Vaping crackdown costs Juul investor more than $8bn
A major investor in leading e-cigarette-maker Juul has seen its stake in the company drop by more than two-thirds.
Tobacco giant Altria Group has blamed the $8.5bn (£6.5bn) fall in value on rising legal and regulatory threats.
Having paid $12.8bn for a 35% stake in Juul in 2018, it revealed a huge write-down to investors on Thursday.
Altria chief Howard Willard said he was “highly disappointed” with the lower valuation.
The firm had already announced a $4.5bn hit last year.
Altria paid what was considered a high price for its stake in Juul, with a deal that valued the firm more than double what previous investors had. But Altria had defended its decision, saying it was buying into Juul’s explosive growth, while traditional smoking was on the decline.

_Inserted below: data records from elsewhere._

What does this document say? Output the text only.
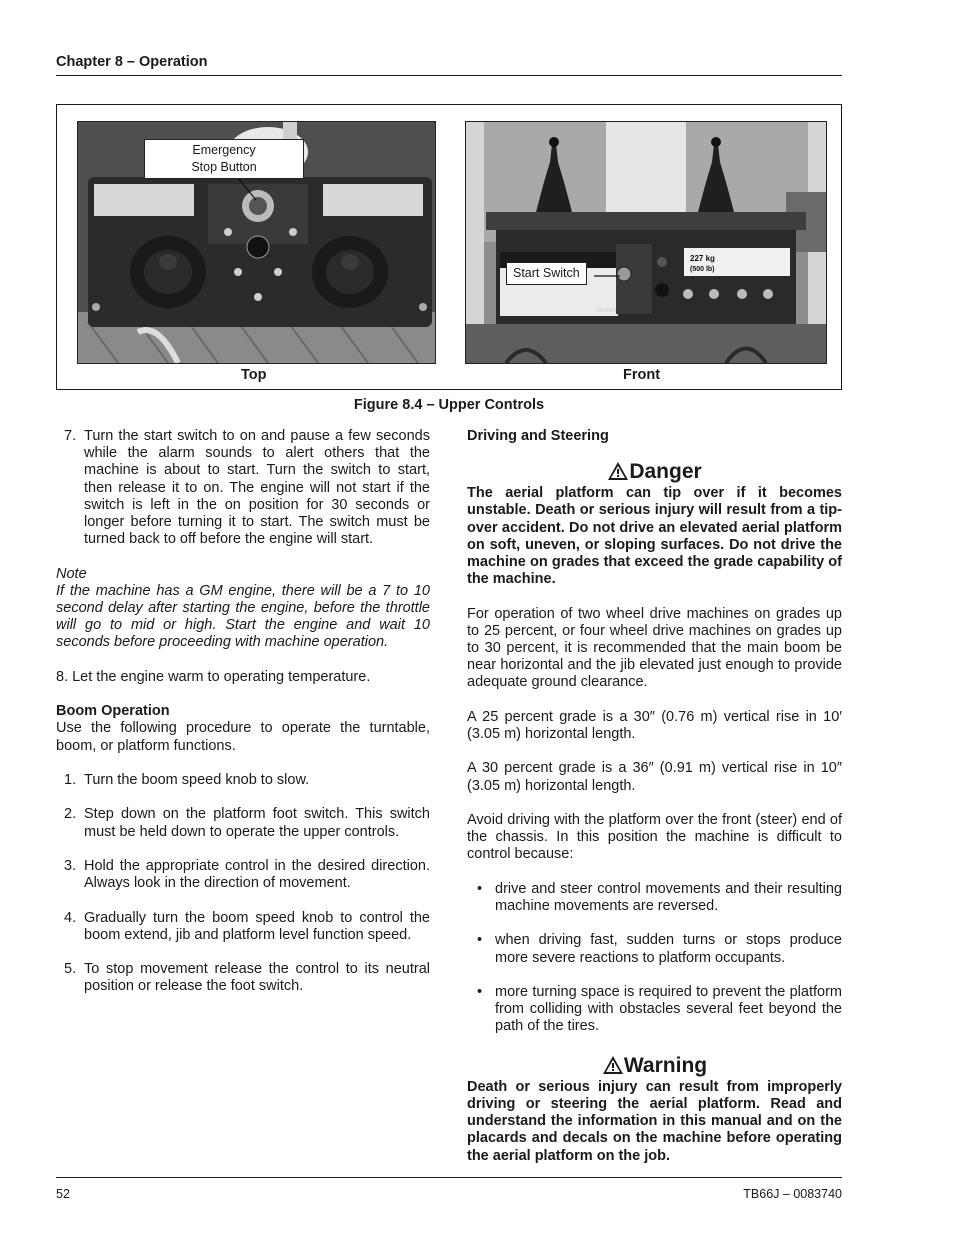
Chapter 8 – Operation
Emergency
Stop Button
Top
227 kg
(500 lb)
Snorkel
Start Switch
Front
Figure 8.4 – Upper Controls
7. Turn the start switch to on and pause a few seconds while the alarm sounds to alert others that the machine is about to start. Turn the switch to start, then release it to on. The engine will not start if the switch is left in the on position for 30 seconds or longer before turning it to start. The switch must be turned back to off before the engine will start.
Note
If the machine has a GM engine, there will be a 7 to 10 second delay after starting the engine, before the throttle will go to mid or high. Start the engine and wait 10 seconds before proceeding with machine operation.
8. Let the engine warm to operating temperature.
Boom Operation
Use the following procedure to operate the turntable, boom, or platform functions.
1. Turn the boom speed knob to slow.
2. Step down on the platform foot switch. This switch must be held down to operate the upper controls.
3. Hold the appropriate control in the desired direction. Always look in the direction of movement.
4. Gradually turn the boom speed knob to control the boom extend, jib and platform level function speed.
5. To stop movement release the control to its neutral position or release the foot switch.
Driving and Steering
Danger
The aerial platform can tip over if it becomes unstable. Death or serious injury will result from a tip-over accident. Do not drive an elevated aerial platform on soft, uneven, or sloping surfaces. Do not drive the machine on grades that exceed the grade capability of the machine.
For operation of two wheel drive machines on grades up to 25 percent, or four wheel drive machines on grades up to 30 percent, it is recommended that the main boom be near horizontal and the jib elevated just enough to provide adequate ground clearance.
A 25 percent grade is a 30″ (0.76 m) vertical rise in 10′ (3.05 m) horizontal length.
A 30 percent grade is a 36″ (0.91 m) vertical rise in 10″ (3.05 m) horizontal length.
Avoid driving with the platform over the front (steer) end of the chassis. In this position the machine is difficult to control because:
• drive and steer control movements and their resulting machine movements are reversed.
• when driving fast, sudden turns or stops produce more severe reactions to platform occupants.
• more turning space is required to prevent the platform from colliding with obstacles several feet beyond the path of the tires.
Warning
Death or serious injury can result from improperly driving or steering the aerial platform. Read and understand the information in this manual and on the placards and decals on the machine before operating the aerial platform on the job.
52	TB66J – 0083740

In 2018, Juul, which remains privately owned, reported sales of more than $1bn, up from $200m in the prior year. And analysts expected sales to top $3bn last year.
But since Altria’s purchase of a stake in Juul, there has been a public backlash against e-cigarettes, fuelled in part by a reported rise in teen vaping.
This month, the US health regulator announced it would ban fruit-flavoured pods, which had been among Juul’s most popular products. The move followed similar measures in many US states. Other countries have also tightened rules.
Juul also faces criminal investigations in the US over its marketing practices. In September, its chief executive stepped down, and was replaced by a former Altria executive.
Altria, which makes Marlboro cigarettes, said it had re-worked its agreement with Juul and will stop providing services including logistics, distribution and access to retail shelf space to Juul.
It will continue to help Juul with regulatory services including the submission of its products, which contain nicotine, for approval by the Food and Drug Administration.
Altria also said it does not expect to receive earnings contributions from Juul over the next three years.
The firm’s shares sank by more than 6%, after the write-down pushed the firm to a fourth quarter loss of $1.81bn, compared to a profit $1.25bn a year earlier.